After a long time spent in such meditations—meditations which dimmed the beauty of the sunset, and marred the evening’s glory, he looked up, and found that the pomp of the Sonnenuntergang was over; the purple and gold had disappeared; the sky was grey again. It must be supper-time. He bent his steps towards the house.
Entering the hall he saw Nita going across it, with a large crystal bowl of flowers in her hand. She had on a black flowing dress of something soft and gauzy, with knots of brightly-hued ribbons here and there. Whether by design or by accident, she had greatly improved her appearance, and looked as nearly pretty as it was possible for her to be; but the air of delicacy and a slight languor, speaking of a constitution not of the strongest kind, prevented her from being really beautiful. But she was agreeable, even attractive to look at, and had quaint original little ways which gave a charm to her. If she did not move with the air of a great lady, nor shine with the noble beauty of Sara Ford, she was yet not without her charm, as Jerome felt, when she paused, balancing the vase in her hands, looking up at him and smiling.
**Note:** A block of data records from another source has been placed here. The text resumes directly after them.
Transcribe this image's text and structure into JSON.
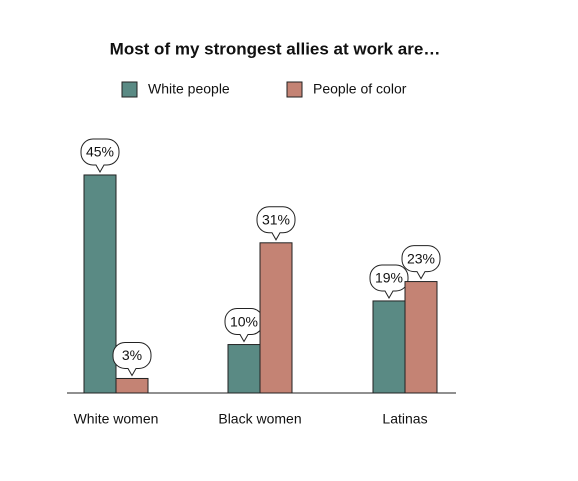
{
  "chart_data": {
    "type": "bar",
    "title": "Most of my strongest allies at work are…",
    "categories": [
      "White women",
      "Black women",
      "Latinas"
    ],
    "series": [
      {
        "name": "White people",
        "color": "#5a8a84",
        "values": [
          45,
          10,
          19
        ],
        "value_labels": [
          "45%",
          "10%",
          "19%"
        ]
      },
      {
        "name": "People of color",
        "color": "#c48374",
        "values": [
          3,
          31,
          23
        ],
        "value_labels": [
          "3%",
          "31%",
          "23%"
        ]
      }
    ]
  }
}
‘You have had a long stroll, Mr. Wellfield, and I am sure you will be tired. William,’ she added, to a page-boy who then appeared upon the scene, ‘show Mr. Wellfield to the blue-room, and send Mary to see that he has all he wants.’
When Jerome came down again, the same boy appeared, and invited him into the drawing-room. How well he remembered it as he had last seen it, and how great was the contrast between the dim old room of sixteen years ago and the luxurious one of to-day, furnished in the richest and most approved style, with gorgeously decorated ceiling, and every kind of ‘upholsterer’s darling’ in the shape of easy-chairs, couches and lounges, scattered about!
Nita was there with her work, and Mr. Bolton with the newspapers, and a third person, a young man whose face, as Jerome looked at him, brought back the past with a vividness, with a rush, as it were, which more than ever carried him backwards, and made the immediate past seem like a dream in the light of sixteen years ago.
‘John Leyburn, if I am in my right mind!’ he exclaimed, for him almost eagerly.
‘I think you may safely assume that your judgment does not misguide you.’
‘Though you do say that the evidence of your own senses is the last thing you would believe, John,’ observed Nita, with asperity.